Derrida’s concerns flow from a consideration of several issues:
1. A desire to contribute to the re-valuation of all western values,
built on the 18th century Kantian critique of reason, and carried
forward to the 19th century, in its more radical implications, by
Kierkegaard and Nietzsche.
2. An assertion that texts outlive their authors, and become part of a
set of cultural habits equal to, if not surpassing, the importance of
authorial intent.
3. A re-valuation of certain classic western dialectics: poetry vs.
philosophy, reason vs. revelation, structure vs. creativity, episteme
vs. techne, etc.
To this end, Derrida follows a long line of modern philosophers
beginning with Kierkegaard, who look backwards to Plato and his
influence on the western metaphysical tradition. Like Nietzsche, Derrida
suspects Plato of dissimulation in the service of a political project.
That project being the education, through critical reflections, of a
class of citizens more strategically positioned to influence the polis.
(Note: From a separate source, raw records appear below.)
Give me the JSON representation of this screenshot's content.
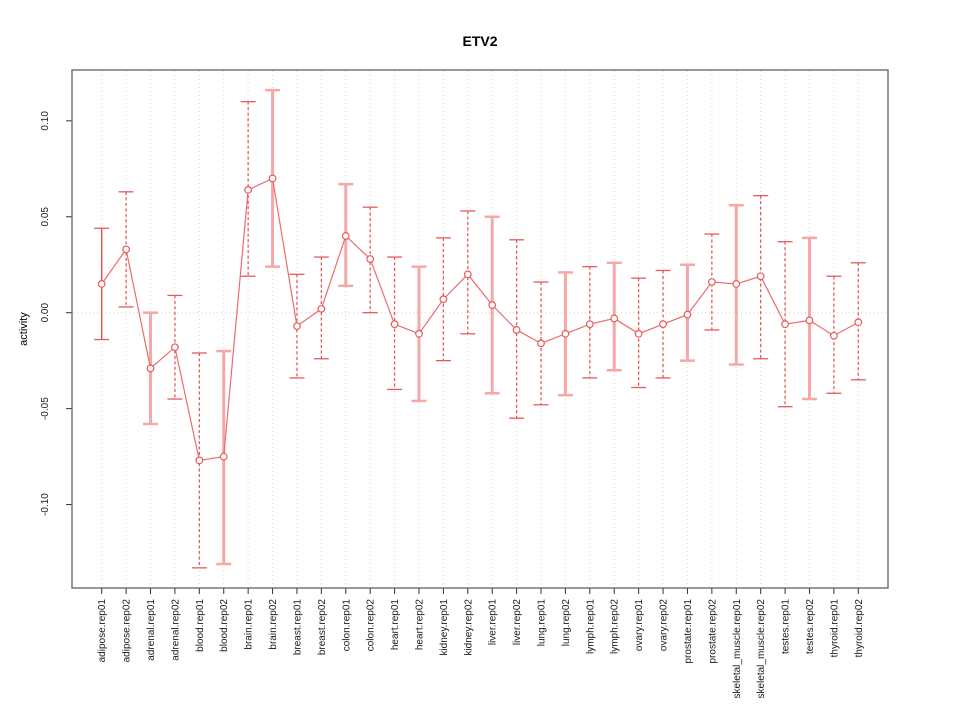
{
  "chart_data": {
    "type": "line",
    "title": "ETV2",
    "xlabel": "",
    "ylabel": "activity",
    "ylim": [
      -0.1435,
      0.1265
    ],
    "yticks": [
      0.1,
      0.05,
      0.0,
      -0.05,
      -0.1
    ],
    "ytick_labels": [
      "0.10",
      "0.05",
      "0.00",
      "-0.05",
      "-0.10"
    ],
    "zero_reference_line": 0,
    "grid": "vertical-dotted-per-category",
    "legend": null,
    "colors": {
      "point": "#e85a5a",
      "line": "#f06a6a",
      "bar_dark": "#e85a5a",
      "bar_pale": "#f6a8a8",
      "grid": "#d8d8d8",
      "zero_line": "#cfcfcf",
      "axis_box": "#555555",
      "tick": "#333333",
      "text": "#000000"
    },
    "categories": [
      "adipose.rep01",
      "adipose.rep02",
      "adrenal.rep01",
      "adrenal.rep02",
      "blood.rep01",
      "blood.rep02",
      "brain.rep01",
      "brain.rep02",
      "breast.rep01",
      "breast.rep02",
      "colon.rep01",
      "colon.rep02",
      "heart.rep01",
      "heart.rep02",
      "kidney.rep01",
      "kidney.rep02",
      "liver.rep01",
      "liver.rep02",
      "lung.rep01",
      "lung.rep02",
      "lymph.rep01",
      "lymph.rep02",
      "ovary.rep01",
      "ovary.rep02",
      "prostate.rep01",
      "prostate.rep02",
      "skeletal_muscle.rep01",
      "skeletal_muscle.rep02",
      "testes.rep01",
      "testes.rep02",
      "thyroid.rep01",
      "thyroid.rep02"
    ],
    "series": [
      {
        "name": "activity",
        "values": [
          0.015,
          0.033,
          -0.029,
          -0.018,
          -0.077,
          -0.075,
          0.064,
          0.07,
          -0.007,
          0.002,
          0.04,
          0.028,
          -0.006,
          -0.011,
          0.007,
          0.02,
          0.004,
          -0.009,
          -0.016,
          -0.011,
          -0.006,
          -0.003,
          -0.011,
          -0.006,
          -0.001,
          0.016,
          0.015,
          0.019,
          -0.006,
          -0.004,
          -0.012,
          -0.005
        ],
        "lower": [
          -0.014,
          0.003,
          -0.058,
          -0.045,
          -0.133,
          -0.131,
          0.019,
          0.024,
          -0.034,
          -0.024,
          0.014,
          0.0,
          -0.04,
          -0.046,
          -0.025,
          -0.011,
          -0.042,
          -0.055,
          -0.048,
          -0.043,
          -0.034,
          -0.03,
          -0.039,
          -0.034,
          -0.025,
          -0.009,
          -0.027,
          -0.024,
          -0.049,
          -0.045,
          -0.042,
          -0.035
        ],
        "upper": [
          0.044,
          0.063,
          0.0,
          0.009,
          -0.021,
          -0.02,
          0.11,
          0.116,
          0.02,
          0.029,
          0.067,
          0.055,
          0.029,
          0.024,
          0.039,
          0.053,
          0.05,
          0.038,
          0.016,
          0.021,
          0.024,
          0.026,
          0.018,
          0.022,
          0.025,
          0.041,
          0.056,
          0.061,
          0.037,
          0.039,
          0.019,
          0.026
        ],
        "bar_styles": [
          "solid",
          "dashed",
          "pale",
          "dashed",
          "dashed",
          "pale",
          "dashed",
          "pale",
          "dashed",
          "dashed",
          "pale",
          "dashed",
          "dashed",
          "pale",
          "dashed",
          "dashed",
          "pale",
          "dashed",
          "dashed",
          "pale",
          "dashed",
          "pale",
          "dashed",
          "dashed",
          "pale",
          "dashed",
          "pale",
          "dashed",
          "dashed",
          "pale",
          "dashed",
          "dashed"
        ]
      }
    ]
  }
}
However, like Nietzsche, Derrida is not satisfied merely with such a
political interpretation of Plato, because of the particular dilemma
modern humans find themselves stuck in. His Platonic reflections are
inseparably part of his critique of modernity, hence the attempt to be
something beyond the modern, because of this Nietzschian sense that the
modern has lost its way and become mired in nihilism.